Editor: Koko Triarko

JAKARTA, Cendana News – Kementerian Kelautan dan Perikanan (KKP) menyegel 4,748 ton ikan impor ilegal asal Tiongkok dan Malaysia di Batam, Kepulauan Riau.

KKP menyegel ribuan ton ikan  impor ilegal dari Tiongkok dan Malaysia itu karena tak dilengkapi persyaratan.

Dirjen PSDKP KKP Laksamana Muda TNI Adin Nurawaluddin menjelaskan perihal penyegelan tersebut.

Menurutnya, 4,748 ton ikan impor ilegal asal Tiongkok dan Malaysia berada di dua tempat.

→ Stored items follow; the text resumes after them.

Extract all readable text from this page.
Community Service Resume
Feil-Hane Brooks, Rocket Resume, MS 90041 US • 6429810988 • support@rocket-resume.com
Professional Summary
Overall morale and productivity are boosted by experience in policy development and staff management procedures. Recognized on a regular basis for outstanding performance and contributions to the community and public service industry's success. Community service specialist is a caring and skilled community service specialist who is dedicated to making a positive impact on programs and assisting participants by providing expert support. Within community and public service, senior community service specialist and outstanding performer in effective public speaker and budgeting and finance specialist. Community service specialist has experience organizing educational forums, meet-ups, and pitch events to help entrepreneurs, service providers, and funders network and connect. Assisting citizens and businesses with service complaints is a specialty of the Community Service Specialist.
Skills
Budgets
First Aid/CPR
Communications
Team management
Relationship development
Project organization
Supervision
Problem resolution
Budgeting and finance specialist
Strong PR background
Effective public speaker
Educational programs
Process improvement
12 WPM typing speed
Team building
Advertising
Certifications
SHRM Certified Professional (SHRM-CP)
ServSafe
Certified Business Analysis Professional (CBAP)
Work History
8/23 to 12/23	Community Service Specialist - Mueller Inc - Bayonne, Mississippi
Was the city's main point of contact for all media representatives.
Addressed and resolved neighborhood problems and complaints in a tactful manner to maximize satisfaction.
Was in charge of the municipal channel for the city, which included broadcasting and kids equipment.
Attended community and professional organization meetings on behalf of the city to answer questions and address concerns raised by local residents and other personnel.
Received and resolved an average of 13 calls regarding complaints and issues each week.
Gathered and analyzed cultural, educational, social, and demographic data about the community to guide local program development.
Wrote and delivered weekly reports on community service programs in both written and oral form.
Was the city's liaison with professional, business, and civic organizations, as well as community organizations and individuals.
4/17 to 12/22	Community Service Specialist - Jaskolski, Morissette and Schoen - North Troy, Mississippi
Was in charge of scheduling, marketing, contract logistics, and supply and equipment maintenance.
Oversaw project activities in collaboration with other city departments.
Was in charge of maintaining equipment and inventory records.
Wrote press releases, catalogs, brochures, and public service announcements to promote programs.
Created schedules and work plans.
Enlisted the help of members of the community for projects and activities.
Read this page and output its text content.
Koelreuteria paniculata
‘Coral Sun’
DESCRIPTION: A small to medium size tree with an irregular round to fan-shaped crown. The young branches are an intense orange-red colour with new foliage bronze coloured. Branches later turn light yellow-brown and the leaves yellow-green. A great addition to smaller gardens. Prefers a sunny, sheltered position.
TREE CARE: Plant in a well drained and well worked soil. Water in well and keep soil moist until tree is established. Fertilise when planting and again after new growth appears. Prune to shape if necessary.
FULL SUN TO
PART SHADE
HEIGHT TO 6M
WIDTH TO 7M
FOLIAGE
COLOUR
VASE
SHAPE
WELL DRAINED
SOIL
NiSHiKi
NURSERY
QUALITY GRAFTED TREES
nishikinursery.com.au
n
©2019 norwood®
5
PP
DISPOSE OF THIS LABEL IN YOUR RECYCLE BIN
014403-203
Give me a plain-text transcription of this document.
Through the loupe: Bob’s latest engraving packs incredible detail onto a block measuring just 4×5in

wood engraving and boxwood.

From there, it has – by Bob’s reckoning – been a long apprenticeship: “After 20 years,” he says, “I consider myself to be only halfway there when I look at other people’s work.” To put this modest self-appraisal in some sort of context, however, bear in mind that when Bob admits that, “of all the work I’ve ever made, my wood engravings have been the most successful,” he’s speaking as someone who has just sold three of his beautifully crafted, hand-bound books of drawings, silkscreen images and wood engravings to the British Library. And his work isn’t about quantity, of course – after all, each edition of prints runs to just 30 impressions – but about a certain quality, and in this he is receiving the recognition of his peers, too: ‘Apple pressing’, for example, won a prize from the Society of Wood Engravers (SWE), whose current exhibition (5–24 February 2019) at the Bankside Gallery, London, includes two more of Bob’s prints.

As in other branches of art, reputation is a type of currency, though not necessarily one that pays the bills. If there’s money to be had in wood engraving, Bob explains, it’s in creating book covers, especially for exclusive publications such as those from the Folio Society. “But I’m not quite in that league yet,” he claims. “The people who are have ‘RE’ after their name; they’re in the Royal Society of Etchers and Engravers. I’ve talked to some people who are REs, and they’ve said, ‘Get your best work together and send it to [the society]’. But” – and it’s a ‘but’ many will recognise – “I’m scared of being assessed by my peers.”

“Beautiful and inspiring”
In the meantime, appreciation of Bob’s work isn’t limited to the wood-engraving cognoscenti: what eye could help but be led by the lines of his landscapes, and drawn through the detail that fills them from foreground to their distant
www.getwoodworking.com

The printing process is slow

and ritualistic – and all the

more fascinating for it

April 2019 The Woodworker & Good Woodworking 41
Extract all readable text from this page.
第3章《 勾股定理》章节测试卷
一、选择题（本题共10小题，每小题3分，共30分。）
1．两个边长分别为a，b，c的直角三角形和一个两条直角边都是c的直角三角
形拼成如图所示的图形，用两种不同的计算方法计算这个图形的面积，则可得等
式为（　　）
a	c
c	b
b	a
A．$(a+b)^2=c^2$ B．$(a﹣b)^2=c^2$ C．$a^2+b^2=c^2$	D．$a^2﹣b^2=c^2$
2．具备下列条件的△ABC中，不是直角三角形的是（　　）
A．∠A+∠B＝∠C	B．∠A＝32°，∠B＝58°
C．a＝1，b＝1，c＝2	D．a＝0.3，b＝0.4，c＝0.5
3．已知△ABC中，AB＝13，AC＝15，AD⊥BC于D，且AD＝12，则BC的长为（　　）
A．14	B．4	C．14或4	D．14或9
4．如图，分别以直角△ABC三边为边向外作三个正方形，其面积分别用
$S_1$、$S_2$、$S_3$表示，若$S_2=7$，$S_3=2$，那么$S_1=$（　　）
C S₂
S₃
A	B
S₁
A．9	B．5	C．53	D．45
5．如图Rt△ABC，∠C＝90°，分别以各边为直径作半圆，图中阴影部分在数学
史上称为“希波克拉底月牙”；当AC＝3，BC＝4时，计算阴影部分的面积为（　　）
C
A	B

Sebanyak 4,25 ton ikan makerel asal Tiongkok di Cold Storage PT SLA, dan 498 kg ikan bawal emas asal Malaysia di PT ATN

Dia mengatakan, kedua komoditas perikanan itu masuk ke Indonesia tanpa Persetujuan Impor (PI) dan Sertifikat Kesehatan Ikan (Health Certificate).

“Indikasinya produk ini masuk secara ilegal dan sudah ada yang beredar”, ungkap Adin melalui keterangan tertulis, Minggu (5/6/2022).

Saat ini 4,748 ton ikan impor ilegal tersebut dalam pengawasan jajaran Pangkalan PSDKP Batam dan disegel.

Hal tersebut merupakan upaya menghentikan dan mencegah agar ikan ilegal tidak beredar di masyarakat.

“Seluruhnya sudah kami segel sebagai upaya melindungi masyarakat dari komoditas perikanan yang masuk tidak sesuai ketentuan,” kata Adin.

Adin menegaskan, kebijakan Menteri KP di bidang importasi komoditas perikanan mengedepankan perlindungan industri perikanan dalam negeri.

Dan, menjaga stabilitas harga ikan untuk nelayan sehingga praktik impor komoditas perikanan ilegal ini akan diusut tuntas.

Adin menduga praktik importasi komoditas perikanan secara ilegal ini telah berlangsung lama.

“Sedang kami dalami kasusnya, dan tidak menutup kemungkinan kami akan mengembangkan lebih lanjut,” katanya.